O obowiązku przystąpienia przynajmniej raz w roku do sakramentu pokuty przypominają obowiązujące dziś dokumenty Kościoła. Czy to wystarczy — każdy powinien na to pytanie odpowiedzieć sobie sam.

Czy konfesjonały będą puste?

Spowiednicy alarmują, że polski katolicyzm może dotknąć syndrom zlaicyzowanego Zachodu, gdzie konfesjonały stały się praktycznie zbędne, świecą pustkami.

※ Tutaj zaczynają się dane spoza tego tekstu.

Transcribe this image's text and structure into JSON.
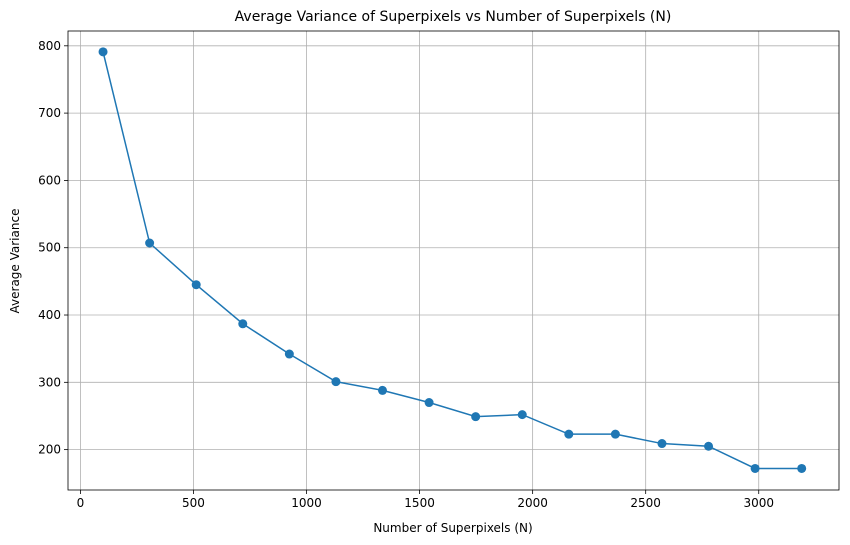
{
  "chart_data": {
    "type": "line",
    "title": "Average Variance of Superpixels vs Number of Superpixels (N)",
    "xlabel": "Number of Superpixels (N)",
    "ylabel": "Average Variance",
    "xlim": [
      -55,
      3355
    ],
    "ylim": [
      140,
      822
    ],
    "xticks": [
      0,
      500,
      1000,
      1500,
      2000,
      2500,
      3000
    ],
    "yticks": [
      200,
      300,
      400,
      500,
      600,
      700,
      800
    ],
    "grid": true,
    "series": [
      {
        "color": "#1f77b4",
        "marker": "circle",
        "x": [
          100,
          306,
          512,
          718,
          924,
          1130,
          1336,
          1542,
          1748,
          1954,
          2160,
          2366,
          2572,
          2778,
          2984,
          3190
        ],
        "y": [
          791,
          507,
          445,
          387,
          342,
          301,
          288,
          270,
          249,
          252,
          223,
          223,
          209,
          205,
          172,
          172
        ]
      }
    ]
  }
}
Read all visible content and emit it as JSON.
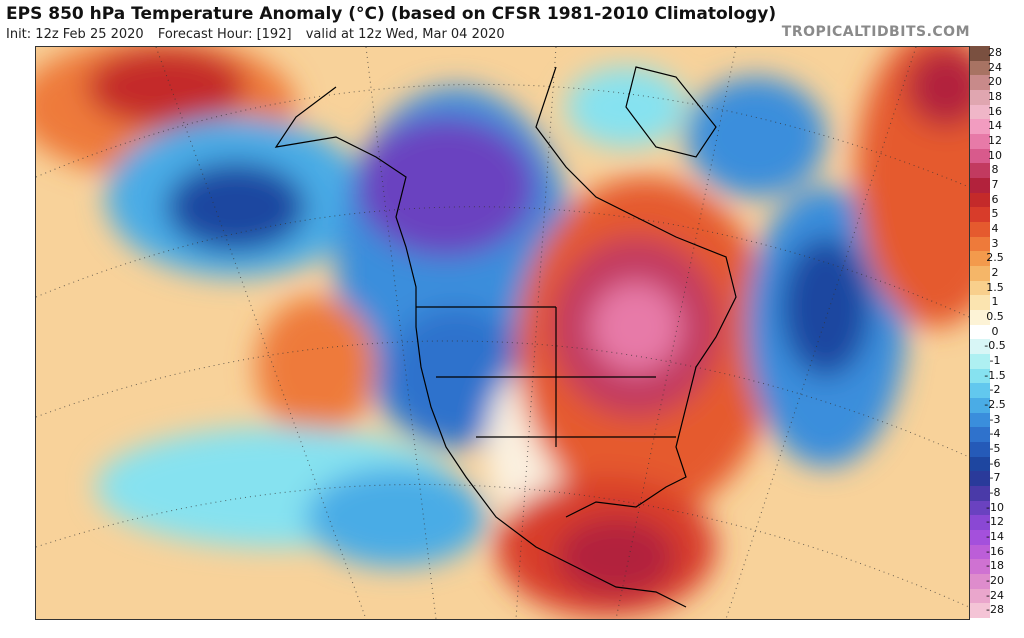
{
  "header": {
    "title": "EPS 850 hPa Temperature Anomaly (°C) (based on CFSR 1981-2010 Climatology)",
    "init": "Init: 12z Feb 25 2020",
    "forecast_hour": "Forecast Hour: [192]",
    "valid": "valid at 12z Wed, Mar 04 2020",
    "brand": "TROPICALTIDBITS.COM"
  },
  "colorbar": {
    "levels": [
      {
        "label": "28",
        "color": "#7a5040"
      },
      {
        "label": "24",
        "color": "#a87363"
      },
      {
        "label": "20",
        "color": "#c88a8a"
      },
      {
        "label": "18",
        "color": "#e0a6b0"
      },
      {
        "label": "16",
        "color": "#f0b6c8"
      },
      {
        "label": "14",
        "color": "#f29cc0"
      },
      {
        "label": "12",
        "color": "#e77aa8"
      },
      {
        "label": "10",
        "color": "#d85a8c"
      },
      {
        "label": "8",
        "color": "#c23a60"
      },
      {
        "label": "7",
        "color": "#b2223c"
      },
      {
        "label": "6",
        "color": "#c42a2a"
      },
      {
        "label": "5",
        "color": "#d83c2a"
      },
      {
        "label": "4",
        "color": "#e55a2e"
      },
      {
        "label": "3",
        "color": "#ee7a3a"
      },
      {
        "label": "2.5",
        "color": "#f39a4c"
      },
      {
        "label": "2",
        "color": "#f5b668"
      },
      {
        "label": "1.5",
        "color": "#f8cf8c"
      },
      {
        "label": "1",
        "color": "#fbe4b0"
      },
      {
        "label": "0.5",
        "color": "#fdf3d6"
      },
      {
        "label": "0",
        "color": "#ffffff"
      },
      {
        "label": "-0.5",
        "color": "#d8f6f6"
      },
      {
        "label": "-1",
        "color": "#aef0f2"
      },
      {
        "label": "-1.5",
        "color": "#86e2f0"
      },
      {
        "label": "-2",
        "color": "#62c8ee"
      },
      {
        "label": "-2.5",
        "color": "#4aace6"
      },
      {
        "label": "-3",
        "color": "#3a8edc"
      },
      {
        "label": "-4",
        "color": "#2f72cc"
      },
      {
        "label": "-5",
        "color": "#255ab8"
      },
      {
        "label": "-6",
        "color": "#1e46a0"
      },
      {
        "label": "-7",
        "color": "#2a3a9a"
      },
      {
        "label": "-8",
        "color": "#4a3aa8"
      },
      {
        "label": "-10",
        "color": "#6a42c0"
      },
      {
        "label": "-12",
        "color": "#8a48d4"
      },
      {
        "label": "-14",
        "color": "#a450dc"
      },
      {
        "label": "-16",
        "color": "#bc5ed8"
      },
      {
        "label": "-18",
        "color": "#cf72d2"
      },
      {
        "label": "-20",
        "color": "#de8ccc"
      },
      {
        "label": "-24",
        "color": "#eaa6cc"
      },
      {
        "label": "-28",
        "color": "#f4c4d6"
      }
    ]
  }
}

Nasza epoka rozbiła wszelką intymność i zniosła tabu, stąd też, od czasu do czasu, pojawiają się postulaty dotyczące zmian w formie spowiedzi. Jednym z nich jest pomysł odprawiania spowiedzi przez internet. Nie jest to jednak możliwe z dwóch zasadniczych powodów. Po pierwsze, nikt nie jest dobrym sędzią we własnej sprawie. Rozmowa ze spowiednikiem uniemożliwia ucieczkę od obiektywnej prawdy o sobie. Wyznając grzechy na spowiedzi, utożsamia się z nimi, a zarazem uznaje siebie za grzesznika. „Tak, jestem grzesznikiem, zrobiłem wiele złych rzeczy”, postawa ta jest powierzeniem siebie Bogu. Grzech to nie tylko przekroczenie określonych przykazań czy zasad moralnych, ale zerwanie więzi z samym sobą, z innymi ludźmi, a przede wszystkim z Bogiem. Bóg nie proponuje katalogu grzechów, ale mówi: będziesz miłował... Nie oczekuje bylejakości, pragnie tylko, byśmy stanęli w prawdzie i by On nas mógł ocalić. Każdy grzech tak naprawdę jest zwróceniem przeciwko sobie samemu, powiedzeniem miłości „nie”. A z tego stanu poranienia tylko Bóg może nas uleczyć. Spowiedź jest doświadczeniem przebaczającej miłości, celebracją miłosierdzia, którego można doświadczyć tylko w osobistym spotkaniu ze spowiednikiem. Nie można zapominać, że potrzebne jest jeszcze zadośćuczynienie, czyli gotowość naprawienie zła, które się wyrządziło.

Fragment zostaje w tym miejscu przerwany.